En 1966, David Bowie a 19 ans, quand il écoute pour la première fois « The Velvet Underground & Nico », le premier disque du Velvet Underground, qui paraîtra en 1967. Pour le chanteur au seuil de sa carrière (son premier album, « David Bowie », paraîtra lui aussi en 1967), c’est comme une apparition.
En 2003, Bowie publiait dans “New York Magazine” un superbe exercice d’admiration pour célébrer le premier disque fondateur et matriciel du Velvet Underground. « Vers la fin de l’année 1966, mon manager d’alors, Ken Pitt, revenait des Etats-Unis avec deux disques qu’on lui avait donnés à New-York, écrit Bowie. Comme ils n’étaient pas particulièrement sa tasse de thé, il me les donna pour voir ce que j’en ferai. » Le premier est un disque des Fugs, le second, un pressage test, avec la signature d’Andy Warhol griffonné dessus. C’est « The Velvet Underground & Nico ».
« Tout ce que j’éprouvais sans le savoir pour le rock se révélait à moi sur un disque encore inédit, écrit Bowie. Le premier morceau glissait d’une manière assez inoffensive sans rien laisser présager de la suite. » Mais le deuxième titre, « I’m Waiting For The Man » foudroie Bowie comme une épiphanie. En écoutant cette guitare et cette basse « palpitantes et sarcastiques », il conçoit « la pierre angulaire de (s)on ambition » : « Cette musique était sauvagement indifférente à mes sentiments. Elle se moquait de savoir si je l’aimais ou pas. Elle n’en avait rien à foutre. Elle était entièrement préoccupée par un monde ignoré de mes yeux de banlieusard », écrit le Britannique qui a grandi à Bromley, dans la banlieue de Londres.
« Les chansons tortillaient leurs tentacules »
Il y a donc pour le chanteur, un avant et un après le Velvet Underground de Lou Reed. « Bouleversement de toute ma personne », comme dit Proust. « Manifestement, la rigolade, c’était fini », écrit Bowie. « Ce que j’étais en train d’écouter atteignait un degré de cool dont je ne pouvais concevoir qu’il fût humainement viable. Un ravissement. L’une après l’autre, les chansons tortillaient et faufilaient leurs tentacules autour de mon esprit. Maléfique et sexuel, le violon de ‘Venus in Furs’, telle une musique de revival païenne préchrétienne. La voix de Nico, distante, glaciale, genre ‘baise-moi si tu veux, je m’en fous complètement’ sur ‘Femme fatale.' » A la fin du disque, au moment où s’achève « European Son », Bowie note :
« J’étais si excité que je ne pouvais plus bouger. Il était tard dans la soirée, et je n’avais personne à appeler pour m’épancher, alors j’ai écouté le disque encore et encore et encore. »

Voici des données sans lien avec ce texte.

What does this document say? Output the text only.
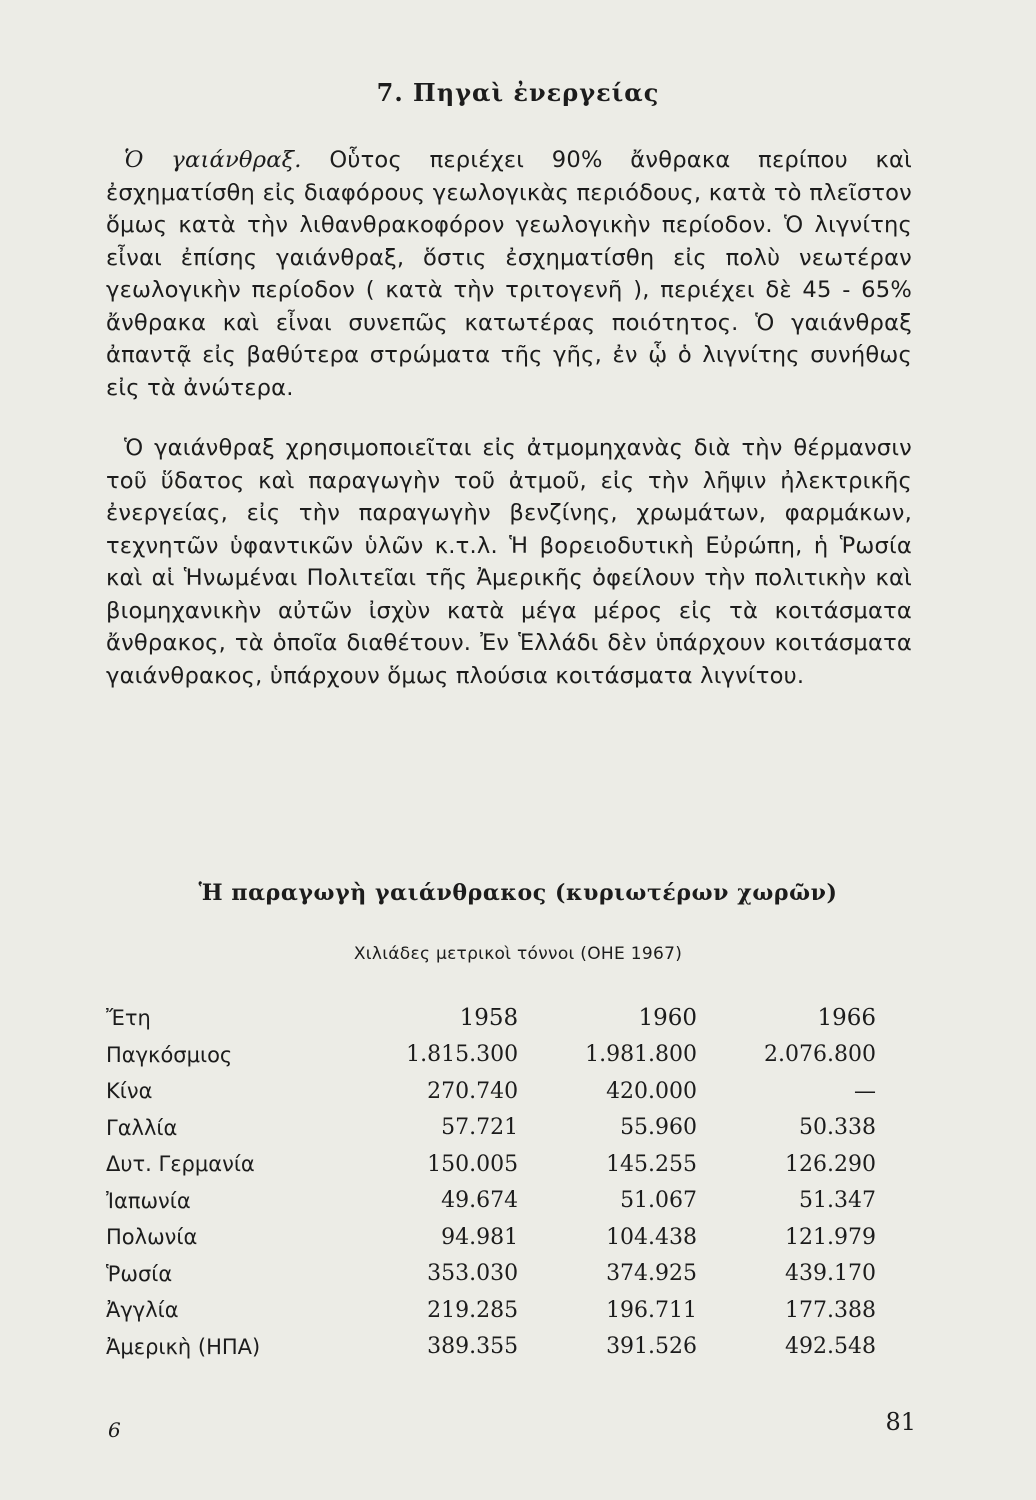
7. Πηγαὶ ἐνεργείας

Ὁ γαιάνθραξ. Οὗτος περιέχει 90% ἄνθρακα περίπου καὶ ἐσχηματίσθη εἰς διαφόρους γεωλογικὰς περιόδους, κατὰ τὸ πλεῖστον ὅμως κατὰ τὴν λιθανθρακοφόρον γεωλογικὴν περίοδον. Ὁ λιγνίτης εἶναι ἐπίσης γαιάνθραξ, ὅστις ἐσχηματίσθη εἰς πολὺ νεωτέραν γεωλογικὴν περίοδον ( κατὰ τὴν τριτογενῆ ), περιέχει δὲ 45 - 65% ἄνθρακα καὶ εἶναι συνεπῶς κατωτέρας ποιότητος. Ὁ γαιάνθραξ ἀπαντᾷ εἰς βαθύτερα στρώματα τῆς γῆς, ἐν ᾧ ὁ λιγνίτης συνήθως εἰς τὰ ἀνώτερα.

Ὁ γαιάνθραξ χρησιμοποιεῖται εἰς ἀτμομηχανὰς διὰ τὴν θέρμανσιν τοῦ ὕδατος καὶ παραγωγὴν τοῦ ἀτμοῦ, εἰς τὴν λῆψιν ἠλεκτρικῆς ἐνεργείας, εἰς τὴν παραγωγὴν βενζίνης, χρωμάτων, φαρμάκων, τεχνητῶν ὑφαντικῶν ὑλῶν κ.τ.λ. Ἡ βορειοδυτικὴ Εὐρώπη, ἡ Ῥωσία καὶ αἱ Ἡνωμέναι Πολιτεῖαι τῆς Ἀμερικῆς ὀφείλουν τὴν πολιτικὴν καὶ βιομηχανικὴν αὐτῶν ἰσχὺν κατὰ μέγα μέρος εἰς τὰ κοιτάσματα ἄνθρακος, τὰ ὁποῖα διαθέτουν. Ἐν Ἑλλάδι δὲν ὑπάρχουν κοιτάσματα γαιάνθρακος, ὑπάρχουν ὅμως πλούσια κοιτάσματα λιγνίτου.

Ἡ παραγωγὴ γαιάνθρακος (κυριωτέρων χωρῶν)
Χιλιάδες μετρικοὶ τόννοι (ΟΗΕ 1967)
Ἔτη	1958	1960	1966
Παγκόσμιος	1.815.300	1.981.800	2.076.800
Κίνα	270.740	420.000	—
Γαλλία	57.721	55.960	50.338
Δυτ. Γερμανία	150.005	145.255	126.290
Ἰαπωνία	49.674	51.067	51.347
Πολωνία	94.981	104.438	121.979
Ῥωσία	353.030	374.925	439.170
Ἀγγλία	219.285	196.711	177.388
Ἀμερικὴ (ΗΠΑ)	389.355	391.526	492.548
6	81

Au mois de décembre, Bowie reprend « I’m Waiting For The man », en rappel de ses derniers concerts avec son groupe Buzz. « C’était la première, écrit-il, qu’une chanson du Velvet était reprise par quelqu’un, quelque part dans le monde. Quelle chance. »
En 1972, David Bowie produit « Transformer » de Lou Reed, avec le tube « Walk on the Wild Side ». En 2003, l’année où il écrit ce fervent article dans « New York Magazine », il retrouve Lou Reed pour enregistrer une exquise et bouffonne miniature d’une minute quarante secondes : la chanson « Hop Frog », hommage à Edgar Allan Poe. Hop Frog, un nain boiteux avide de vengeance. A la mort de Lou Reed en 2013, Bowie salue la disparition d’un « maître ».